Les activistes ont exposé une bannière à l'entrée du bâtiment de
réunion portant l'inscription "Interdisez le bois illégal
maintenant". Ils ont également remis aux représentants politiques
une lettre fabriquée à partir de bois illégal issu des forêts
primaires, qui continue d'inonder le marché européen [2].
"Combattre l'abattage illégal du bois et son commerce avec des
mesures volontaires, c'est aussi efficace que de demander à des
entreprises de payer volontairement leurs impôts. Assurer la
légalité des produits forestiers ne doit pas être un voeu pieux,
mais une condition sine qua non pour faire du commerce en Europe",
a dit Sebastien Risso de Greenpeace. "Tous les efforts pour lutter
contre le commerce de bois illégal resteront vains tant que l'UE ne
se dotera pas de législation contraignante pour juguler la demande
européenne en bois bon marché, issu d'exploitation illégale et non
durable".
En tant que principal marché d'importation, l'UE est un des
acteurs clés de ce commerce. A l'heure d'aujourd'hui, il n'existe
aucune législation en Europe qui permet aux douanes et aux
autorités judiciaires de saisir une cargaison de bois illégal ou de
lancer une enquête en cas de fortes présomptions. Les importateurs
et les commerçants de bois ne sont pas tenus responsables de ce
qu'ils achètent et vendent sur le marché européen.
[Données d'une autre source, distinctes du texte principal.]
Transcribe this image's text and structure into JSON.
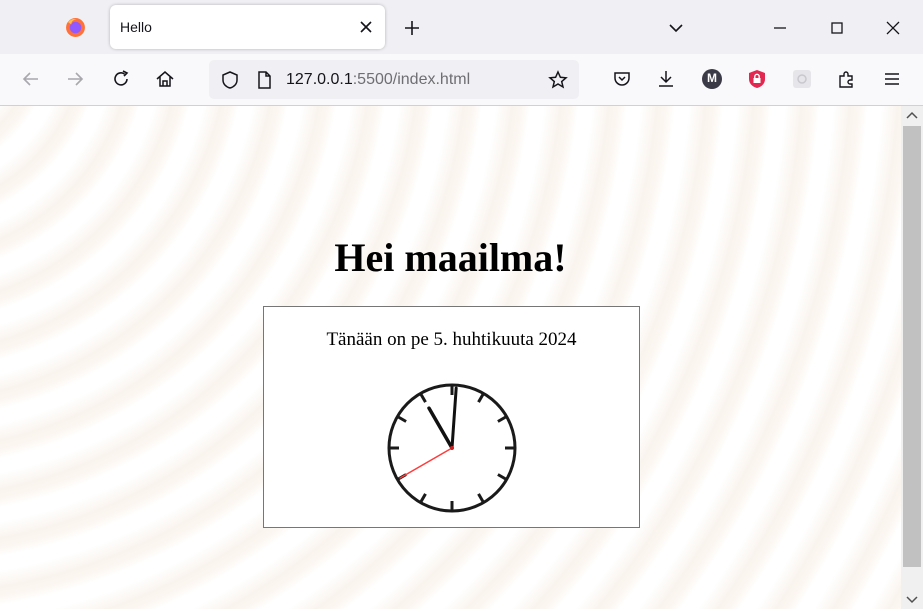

Les entreprises
peu scrupuleuses et les réseaux de crime organisé peuvent continuer
sans risque à détruire les dernières forêts anciennes de la planète
et à en tirer de larges bénéfices.
L'approche préconisée par la Commission repose sur des accords
volontaires de partenariat entre l'UE et les pays producteurs de
bois. L'objectif est d'améliorer la gouvernance dans le secteur
forestier et de mettre en oeuvre un système de licence
d'exportation visant à garantir la légalité des produits forestiers
exportés vers l'UE. Des négociations sont supposées débuter l'année
prochaine avec cinq pays candidats, à savoir: le Cameroun, le
Congo-Brazzaville, le Ghana, l'Indonésie et la Malaisie.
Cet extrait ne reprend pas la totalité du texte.